While I'll obviously be re-visiting quite a few perennial favourites this month, it's also my intention to watch as many previously unseen movies as I can lay my hands on. And today's film will be the first of that latter category. Many thanks to that affable chap Mr. Brad Hogue of 'Hello! This is the Doomed Show' and 'Yellow Razor' for bringing this, and many other titles to my attention.
Apparently, Fritz Leiber's Conjure Wife, upon which this film is based, had been adapted previously for the screen as Weird Woman in 1944 (starring Lon Chaney Jr.) and would also be used again years later for Witches' Brew in 1980. I'm more familiar with Leiber by reputation than through actual exposure to his work, having only read one of his short stories, which is the seminal "Smoke Ghost". But from that alone it seemed fairly apparent that the author was interested in bringing the traditional horror story out of the past and into the modern world.
The story follows Norman Taylor (Peter Wyngarde), a successful professor who, as we see in an early scene, apparently has a passion for attempting to demythologise the occult. However, it soon turns out that the academic actually owes much of his success (and continued existence more generally speaking) to the work carried out by his wife Tansy (Janet Blair), who is practising witchcraft to protect her husband from the malevolent machinations of another witch. As you might imagine, upon discovering all this Norman is rather shocked, and attempts to write off his wife's concerns as mere pathology and superstition, even going as far as getting her to burn all her good luck charms. This being a horror film, there's no points for guessing what happens next.

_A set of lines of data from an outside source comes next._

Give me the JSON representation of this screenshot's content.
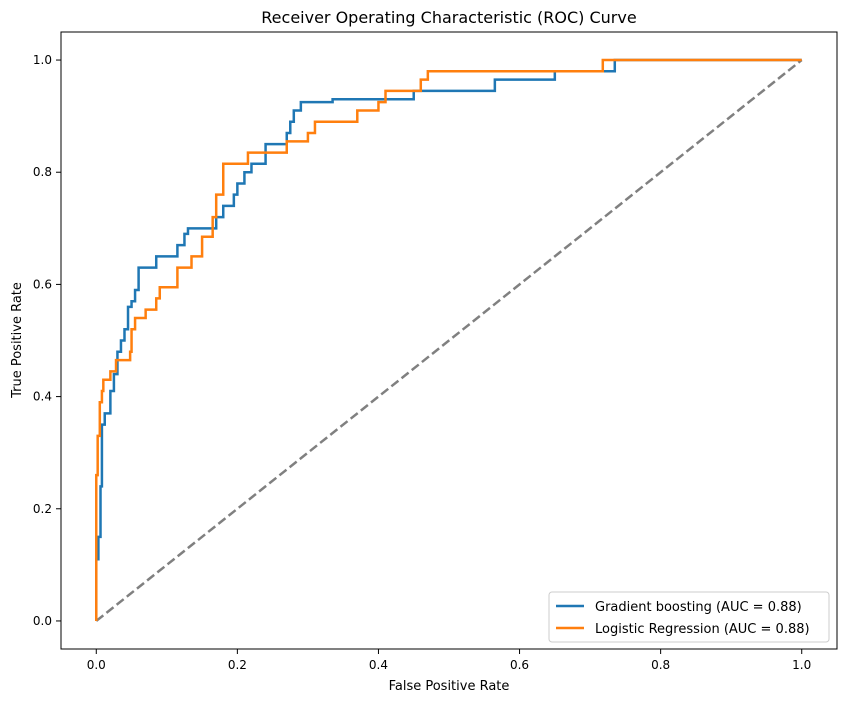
{
  "chart_data": {
    "type": "line",
    "title": "Receiver Operating Characteristic (ROC) Curve",
    "xlabel": "False Positive Rate",
    "ylabel": "True Positive Rate",
    "xlim": [
      -0.05,
      1.05
    ],
    "ylim": [
      -0.05,
      1.05
    ],
    "x_ticks": [
      "0.0",
      "0.2",
      "0.4",
      "0.6",
      "0.8",
      "1.0"
    ],
    "y_ticks": [
      "0.0",
      "0.2",
      "0.4",
      "0.6",
      "0.8",
      "1.0"
    ],
    "grid": false,
    "legend_position": "lower-right",
    "series": [
      {
        "name": "Gradient boosting (AUC = 0.88)",
        "color": "#1f77b4",
        "x": [
          0.0,
          0.0,
          0.003,
          0.003,
          0.006,
          0.006,
          0.008,
          0.008,
          0.012,
          0.012,
          0.02,
          0.02,
          0.025,
          0.025,
          0.03,
          0.03,
          0.035,
          0.035,
          0.04,
          0.04,
          0.045,
          0.045,
          0.05,
          0.05,
          0.055,
          0.055,
          0.06,
          0.06,
          0.085,
          0.085,
          0.115,
          0.115,
          0.125,
          0.125,
          0.13,
          0.13,
          0.17,
          0.17,
          0.18,
          0.18,
          0.195,
          0.195,
          0.2,
          0.2,
          0.21,
          0.21,
          0.22,
          0.22,
          0.24,
          0.24,
          0.27,
          0.27,
          0.275,
          0.275,
          0.28,
          0.28,
          0.29,
          0.29,
          0.335,
          0.335,
          0.45,
          0.45,
          0.565,
          0.565,
          0.65,
          0.65,
          0.735,
          0.735,
          1.0
        ],
        "y": [
          0.0,
          0.11,
          0.11,
          0.15,
          0.15,
          0.24,
          0.24,
          0.35,
          0.35,
          0.37,
          0.37,
          0.41,
          0.41,
          0.44,
          0.44,
          0.48,
          0.48,
          0.5,
          0.5,
          0.52,
          0.52,
          0.56,
          0.56,
          0.57,
          0.57,
          0.59,
          0.59,
          0.63,
          0.63,
          0.65,
          0.65,
          0.67,
          0.67,
          0.69,
          0.69,
          0.7,
          0.7,
          0.72,
          0.72,
          0.74,
          0.74,
          0.76,
          0.76,
          0.78,
          0.78,
          0.8,
          0.8,
          0.815,
          0.815,
          0.85,
          0.85,
          0.87,
          0.87,
          0.89,
          0.89,
          0.91,
          0.91,
          0.925,
          0.925,
          0.93,
          0.93,
          0.945,
          0.945,
          0.965,
          0.965,
          0.98,
          0.98,
          1.0,
          1.0
        ]
      },
      {
        "name": "Logistic Regression (AUC = 0.88)",
        "color": "#ff7f0e",
        "x": [
          0.0,
          0.0,
          0.002,
          0.002,
          0.005,
          0.005,
          0.008,
          0.008,
          0.01,
          0.01,
          0.02,
          0.02,
          0.028,
          0.028,
          0.048,
          0.048,
          0.05,
          0.05,
          0.055,
          0.055,
          0.07,
          0.07,
          0.085,
          0.085,
          0.09,
          0.09,
          0.115,
          0.115,
          0.135,
          0.135,
          0.15,
          0.15,
          0.165,
          0.165,
          0.17,
          0.17,
          0.18,
          0.18,
          0.19,
          0.19,
          0.215,
          0.215,
          0.27,
          0.27,
          0.3,
          0.3,
          0.31,
          0.31,
          0.37,
          0.37,
          0.4,
          0.4,
          0.41,
          0.41,
          0.46,
          0.46,
          0.47,
          0.47,
          0.718,
          0.718,
          1.0
        ],
        "y": [
          0.0,
          0.26,
          0.26,
          0.33,
          0.33,
          0.39,
          0.39,
          0.41,
          0.41,
          0.43,
          0.43,
          0.445,
          0.445,
          0.465,
          0.465,
          0.48,
          0.48,
          0.52,
          0.52,
          0.54,
          0.54,
          0.555,
          0.555,
          0.575,
          0.575,
          0.595,
          0.595,
          0.63,
          0.63,
          0.65,
          0.65,
          0.685,
          0.685,
          0.72,
          0.72,
          0.76,
          0.76,
          0.815,
          0.815,
          0.815,
          0.815,
          0.835,
          0.835,
          0.855,
          0.855,
          0.87,
          0.87,
          0.89,
          0.89,
          0.91,
          0.91,
          0.925,
          0.925,
          0.945,
          0.945,
          0.965,
          0.965,
          0.98,
          0.98,
          1.0,
          1.0
        ]
      },
      {
        "name": "",
        "color": "#808080",
        "dashed": true,
        "x": [
          0.0,
          1.0
        ],
        "y": [
          0.0,
          1.0
        ]
      }
    ]
  }
}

I'm really glad I had the opportunity to discover Night of the Eagle, and now that I have, I'm frankly flabbergasted that I hadn't heard about it sooner, as this is a real gem of a film, comparing favourably with other restrained, highly intelligent chillers such as The Haunting and the work of producer Val Lewton. It's wonderfully atmospheric, featuring stark, striking cinematography by Reginald Wyer, and also features a superlative screenplay, written by two legends of speculative fiction (Charles Beaumont and the late Richard Matheson), that seems to never waste a word. Finally, praise is most certainly due to all of the principals in front of the camera, as they turn in uniformly memorable performances of great intensity, arguably taking this already excellent movie to another level entirely.